27 Mayıs da Yassı ada zulmüne tabi olanlara Düşükler tabirini ilk defa dile getirdiğini söyleyen bir CHP milletvekili, gel zaman, git zaman Almanya da oturma izni almak için benden rapor almağa geldiğinde eylül askeri darbesinde milletvekilliğini kaybetmişti. Kendisine siz o meclisin Düşüklerinden misiniz? Diye sormuştum.

Fikriniz ne ise Zikrinizde öyle olur.(!)

CHP’nin kendini çok akıllı zanneden bir bayan milletvekili var. Diyor ki;’’ Bir Tuncelilinin parti başkanı olması en güzel özür dilemek sayılmaz mı?’’ Bir insan kendi ifadesi ile kendisini böylesine tekzip edebilir mi? Dersim kelimesi yerine hala Tunceli demesi özür dilemediklerinin teyidi olamaz mı? Bu bayanın Bahçeli ile benzer bir hususiyeti de, değil gülmeyi, tebessüm etmeği dahi becerememesidir. Bu gibi insanlar devamlı depresyon içindedirler ve ‘’Musculus risorius’’ları ,yani gülme refleksini mümkün kılan adalelerinin dumura uğramış olmasıdır..

Başbakan Erdoğan devlet adına özür dilediğini söyledi. Çünki o artık kendini Devlet başkanı olarak görmeğe başladığının, yani fikrine göre Zikri de bu yönde olduğuna alamet sayılmaz mı?

Başbakanın NİYETİNİ okudum (!)

1. DERSİMden özür dileyerek Kürtlerin ve Alevilerin gönlünü almak istedi. Taraflarca da bir devrim olarak algılandı, gayri samimi, CHP yi, Kılıçdaroğlunu köşeye sıkıştırma taktiği olarak da ifade edilmesine rağmen.

2. Bedelli kanununu çıkararak gençleri ve ailelerini memnun etti. Hiçte adil olmamasına rağmen.

3. Yapılacak tahsilatın şehit ailelerine verileceğini açıklayarak, ilerde PKK için yapılacak düzenlemelere fazla itiraz olmamasını planladı.

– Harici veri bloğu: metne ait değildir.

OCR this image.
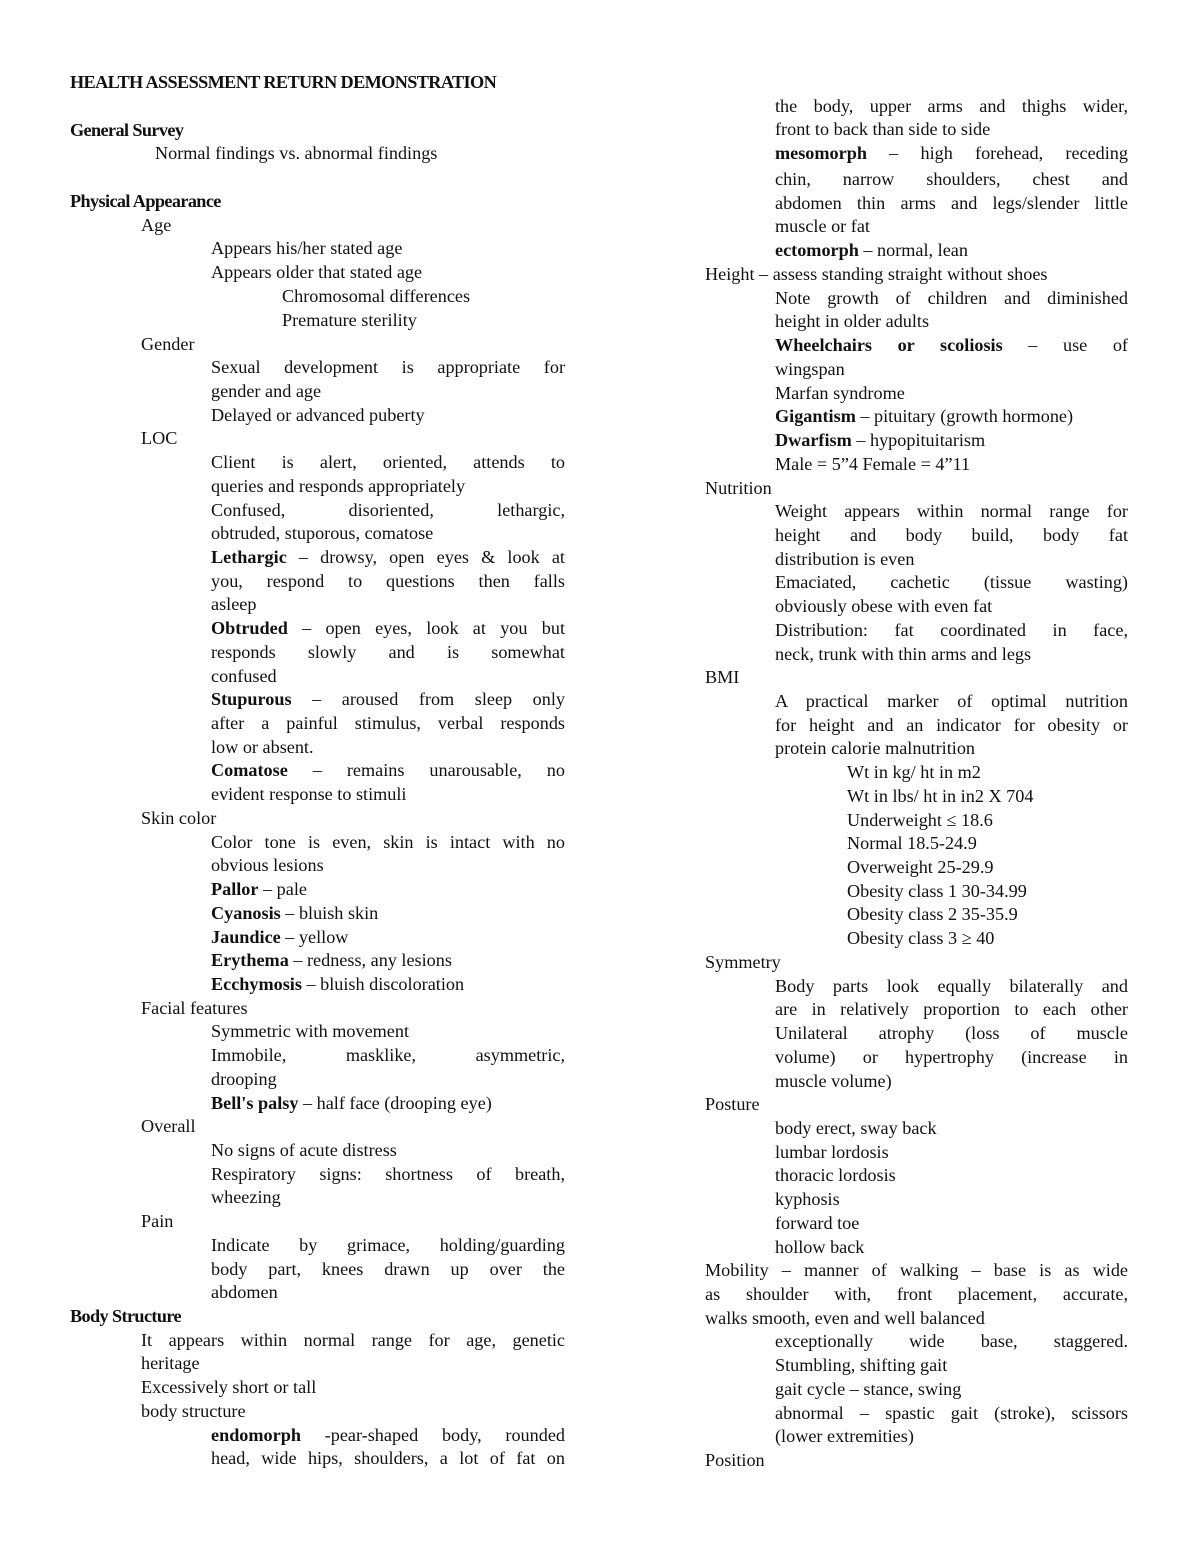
HEALTH ASSESSMENT RETURN DEMONSTRATION
General Survey
Normal findings vs. abnormal findings
Physical Appearance
Age
Appears his/her stated age
Appears older that stated age
Chromosomal differences
Premature sterility
Gender
Sexual development is appropriate for
gender and age
Delayed or advanced puberty
LOC
Client is alert, oriented, attends to
queries and responds appropriately
Confused, disoriented, lethargic,
obtruded, stuporous, comatose
Lethargic – drowsy, open eyes & look at
you, respond to questions then falls
asleep
Obtruded – open eyes, look at you but
responds slowly and is somewhat
confused
Stupurous – aroused from sleep only
after a painful stimulus, verbal responds
low or absent.
Comatose – remains unarousable, no
evident response to stimuli
Skin color
Color tone is even, skin is intact with no
obvious lesions
Pallor – pale
Cyanosis – bluish skin
Jaundice – yellow
Erythema – redness, any lesions
Ecchymosis – bluish discoloration
Facial features
Symmetric with movement
Immobile, masklike, asymmetric,
drooping
Bell's palsy – half face (drooping eye)
Overall
No signs of acute distress
Respiratory signs: shortness of breath,
wheezing
Pain
Indicate by grimace, holding/guarding
body part, knees drawn up over the
abdomen
Body Structure
It appears within normal range for age, genetic
heritage
Excessively short or tall
body structure
endomorph -pear-shaped body, rounded
head, wide hips, shoulders, a lot of fat on
the body, upper arms and thighs wider,
front to back than side to side
mesomorph – high forehead, receding
chin, narrow shoulders, chest and
abdomen thin arms and legs/slender little
muscle or fat
ectomorph – normal, lean
Height – assess standing straight without shoes
Note growth of children and diminished
height in older adults
Wheelchairs or scoliosis – use of
wingspan
Marfan syndrome
Gigantism – pituitary (growth hormone)
Dwarfism – hypopituitarism
Male = 5”4 Female = 4”11
Nutrition
Weight appears within normal range for
height and body build, body fat
distribution is even
Emaciated, cachetic (tissue wasting)
obviously obese with even fat
Distribution: fat coordinated in face,
neck, trunk with thin arms and legs
BMI
A practical marker of optimal nutrition
for height and an indicator for obesity or
protein calorie malnutrition
Wt in kg/ ht in m2
Wt in lbs/ ht in in2 X 704
Underweight ≤ 18.6
Normal 18.5-24.9
Overweight 25-29.9
Obesity class 1 30-34.99
Obesity class 2 35-35.9
Obesity class 3 ≥ 40
Symmetry
Body parts look equally bilaterally and
are in relatively proportion to each other
Unilateral atrophy (loss of muscle
volume) or hypertrophy (increase in
muscle volume)
Posture
body erect, sway back
lumbar lordosis
thoracic lordosis
kyphosis
forward toe
hollow back
Mobility – manner of walking – base is as wide
as shoulder with, front placement, accurate,
walks smooth, even and well balanced
exceptionally wide base, staggered.
Stumbling, shifting gait
gait cycle – stance, swing
abnormal – spastic gait (stroke), scissors
(lower extremities)
Position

4. Yerel idarelere imkânları artırarak ( Sezer’in veto ettiği kanun) BDP nin sesini kısmasını temin edeceğini düşündü. Yeni anayasada ( Anayasal vatandaşlık ve anadilde seçimli dil eğitimi serbestisi getirilecek), PKK lılara yarı af ve Öcalan’a ev hapsine geçilmesi için USA dan magnetik kelepçeyi ısmarladı. Şubatta bu kelepçelerin geleceğini basın duyurdu. En mühim mi KAN AKMASINI DURDURACAK. Türkiye de barışı sağlamış olacak.

5. Başkanlık yahut ta yarı başkanlık sistemini getirerek Cumhurbaşkanı olmağı hak ettiğini kamuya kabullendirmiş olacak.

6. Bu niyetlerin önüne geçecek Muhalefet de mecliste yok. Türkiye’nin bu gelişimlerden yararlı çıkacağını düşünüyorsam da Erdoğan’ın TEKADAM konumunu perçinlemesi tehlikeli olabilir. Tehlikelin ilk alameti Suriye’ye savaş ilanına karar vermesi ile ortaya çıkabilir.